能力は女神アウラよりまだ劣るかもしれないが、女神アウラが次世代の存在として生んだというのならスペックは女神アウラを超える可能性はあるだろう。
「これで全員集まったのね。じゃあ今すぐ行くよ」
「ま、待てゼフィ!?」
「レッツ・ゴー」
「うおおおおああ!?」
ハセヲたちはゼフィの力によって異世界に飛ばされた。全ては行方不明のエンデュランスと八咫の捜索のため。
転移した先は未知の世界ということでハセヲは信頼できる仲間を招集。中には今回のミッションに関わらせたくない仲間もいたがついて来てしまい、ゼフィが一緒に転移させてしまってはもう手遅れだ。

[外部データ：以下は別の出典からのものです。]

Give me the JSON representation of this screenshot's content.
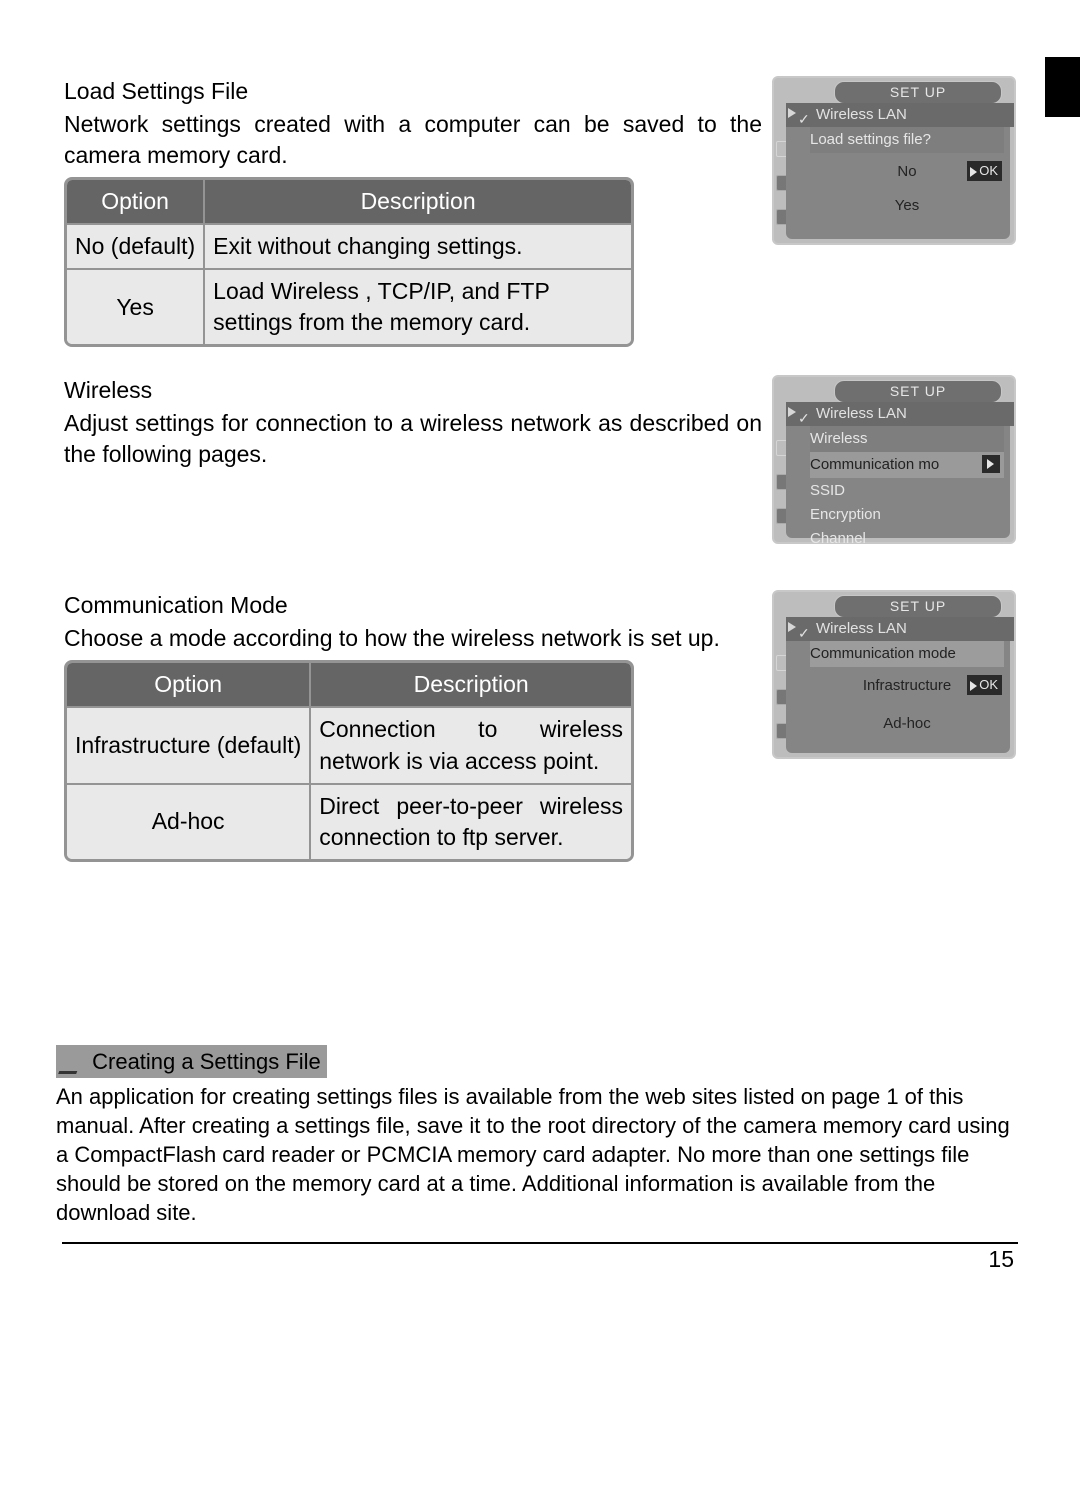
{
  "section1": {
    "heading": "Load Settings File",
    "paragraph": "Network settings created with a computer can be saved to the camera memory card.",
    "table": {
      "headers": [
        "Option",
        "Description"
      ],
      "rows": [
        {
          "opt": "No (default)",
          "desc": "Exit without changing settings."
        },
        {
          "opt": "Yes",
          "desc": "Load Wireless , TCP/IP, and FTP settings from the memory card."
        }
      ]
    },
    "menu": {
      "tab": "SET  UP",
      "header": "Wireless LAN",
      "subtitle": "Load settings file?",
      "items": [
        {
          "label": "No",
          "selected": true,
          "ok": "OK",
          "center": true
        },
        {
          "label": "Yes",
          "center": true
        }
      ]
    }
  },
  "section2": {
    "heading": "Wireless",
    "paragraph": "Adjust settings for connection to a wireless network as described on the following pages.",
    "menu": {
      "tab": "SET  UP",
      "header": "Wireless LAN",
      "subtitle": "Wireless",
      "items": [
        {
          "label": "Communication mo",
          "light": true,
          "arrow": true
        },
        {
          "label": "SSID",
          "light": true
        },
        {
          "label": "Encryption",
          "light": true
        },
        {
          "label": "Channel",
          "light": true
        }
      ]
    }
  },
  "section3": {
    "heading": "Communication Mode",
    "paragraph": "Choose a mode according to how the wireless net­work is set up.",
    "table": {
      "headers": [
        "Option",
        "Description"
      ],
      "rows": [
        {
          "opt": "Infrastructure (default)",
          "desc": "Connection to wireless network is via ac­cess point."
        },
        {
          "opt": "Ad-hoc",
          "desc": "Direct peer-to-peer wireless connection to ftp server."
        }
      ]
    },
    "menu": {
      "tab": "SET  UP",
      "header": "Wireless LAN",
      "subtitle": "Communication mode",
      "items": [
        {
          "label": "Infrastructure",
          "selected": true,
          "ok": "OK",
          "center": true
        },
        {
          "label": "Ad-hoc",
          "center": true
        }
      ]
    }
  },
  "footnote": {
    "title": "Creating a Settings File",
    "body": "An application for creating settings ﬁles is available from the web sites listed on page 1 of this manual.  After creating a settings ﬁle, save it to the root directory of the camera memory card using a CompactFlash card reader or PCMCIA memory card adapter.  No more than one settings ﬁle should be stored on the memory card at a time.  Additional information is available from the download site."
  },
  "page_number": "15"
}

ならばハセヲが守っていくしかない。最も彼女たちも守られてばかりではないと思うが。彼女たちだって強いのだから。
ハセヲたちは少しだけ遅れて『彼ら』の跡を追うように異世界へと転移した。
同じ異世界にいながらこれは『彼ら』とは別に歩んだ物語だ。『彼ら』と平行して進んだが合流はできなかった。いずれ合流することはできるがすぐには合流できない物語。
アナザーサイドの物語である。
読んでくれてありがとうございました。
さて、異世界に行くGUメンバーは上記のキャラたちで一応決定です。
もし、物語上に他のキャラが必要ならば途中で加わるかもしれません。もしかしたらですが。